First let us create a python script test_watson.py to compute Watson top-1 and top-5 accuracy :

import glob
import json,sys
import os
import pathlib
import os
from os.path import join, dirname

import collections
from watson_developer_cloud import VisualRecognitionV3

visual_recognition = VisualRecognitionV3('2016-05-20', api_key=os.environ.get('API_KEY'))

top_1_accuracy = 0
top_5_accuracy = 0
likelyhood = 0
nb_test_images=100
image_count=1
path  = "test/"
nb_samples = 0

for root, dirs, files in os.walk(path):
    for dir in dirs :
        dirpath = path+dir
        true_class = dir
        for file_name in glob.glob(dirpath+'/*'):
            print(file_name)

            with open(join(dirname(__file__), str(file_name)), 'rb') as image_file:
                input_data=json.dumps(visual_recognition.classify(images_file=image_file, threshold=0.1,
                                                             classifier_ids=[os.environ.get('CLASSIFIER')]), indent=2)
                obj1=json.loads(input_data)
                print(input_data)
                for doc in obj1["images"]:
                    nb_samples = nb_samples + 1
                    sorted_json = sorted(doc["classifiers"][0]["classes"], key=lambda k: (float(k["score"])),reverse=True)
                    if sorted_json[0]["class"] == true_class:
                        top_1_accuracy+=1
                        likelyhood+= sorted_json[0]["score"]
                    for count in range(5):
                        if sorted_json[count]["class"] == true_class:
                            top_5_accuracy += 1
                            print("True Class in top 5, position: ", count, ", class : ",sorted_json[count]["class"], "Score :  ",sorted_json[count]["score"])
                print("########    Results of the class : ", true_class ," sample ", nb_samples, "     ########")
                print("------------------------------------------------------------------")
                print("Top 1 Accuracy : ",top_1_accuracy * 1.0 / nb_samples ,"  Top 5 Accuracy : ",top_5_accuracy * 1.0 / nb_samples,"  Likely Hood :  " ,likelyhood)
                print("------------------------------------------------------------------")

and test it :

export API_KEY
export CLASSIFIER
python test_watson.py

I get a top-1 accuracy : 12% and a top-5 accuracy of 23%.

Compare accuracy with state of the art

Let me compare accuracy we can get with Torch ResNet 101. Let’s take the full dataset (750 training images per class) and 7% of these training images for validation :

mkdir val
for folder in train/*;
do
  mkdir val/${folder:6}
  ls $folder |sort -R |tail -50 |while read file; do
    mv $folder/$file val/${folder:6}/$file
    done
done

Training :

th main.lua -dataset imagenet -data /sharedfiles/food-101 -nClasses 101 -depth 101 -retrain resnet-101.t7 -resetClassifier true -batchSize 128 -LR 0.01 -momentum 0.96 -weightDecay 0.0001  -resume /sharedfiles/ -eGPU 2 -nThreads 8 -shareGradInput true  2>&1 | tee log-resnet-101-food-101-classes.txt

After a few hours of training, I get a top-1 accuracy of 88% and a top-5 accuracy of 97.5% with our own model.
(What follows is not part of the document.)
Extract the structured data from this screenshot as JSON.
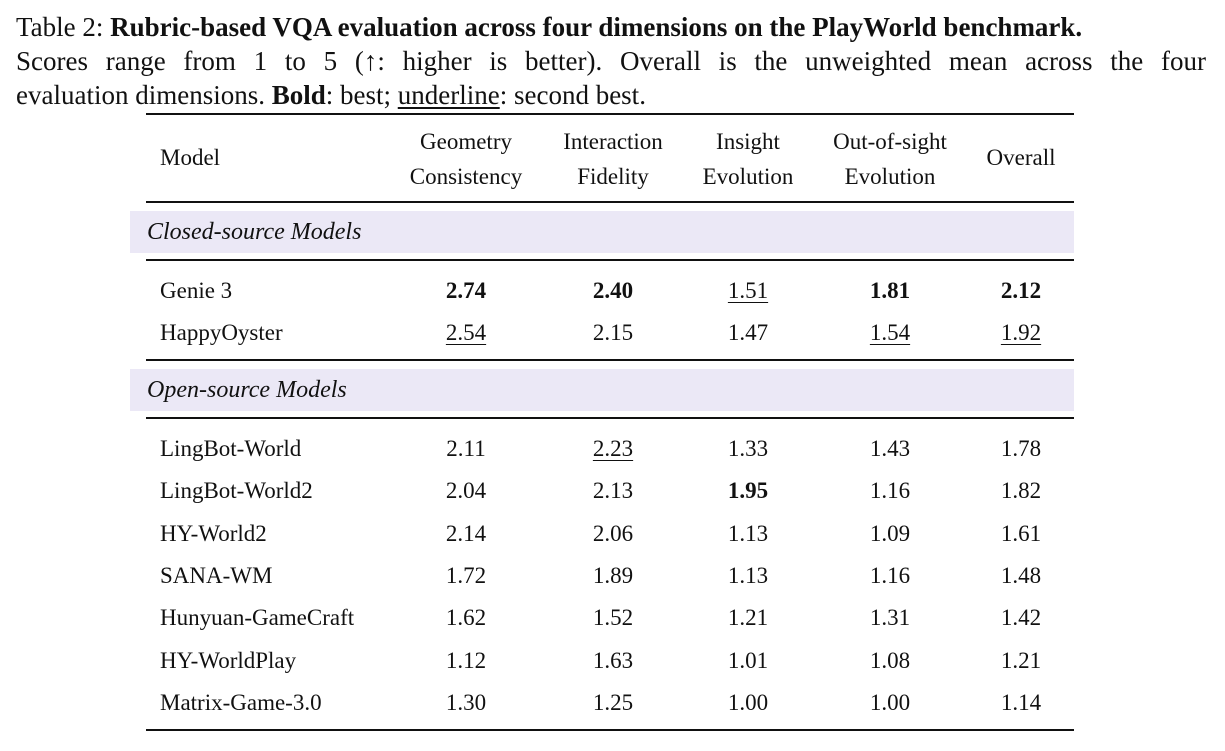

See transcript here.

In conclusion, a general API as Watson Visual API is very far from the results you can achieve with an expert in computer vision.

By the way, these results are far above what Stanford researchers got in their publication Deep Learning Based Food Recognition : top-1 72% and top-5 91%. In the previous world with Random Forests, they got 40% top-1 accuracy.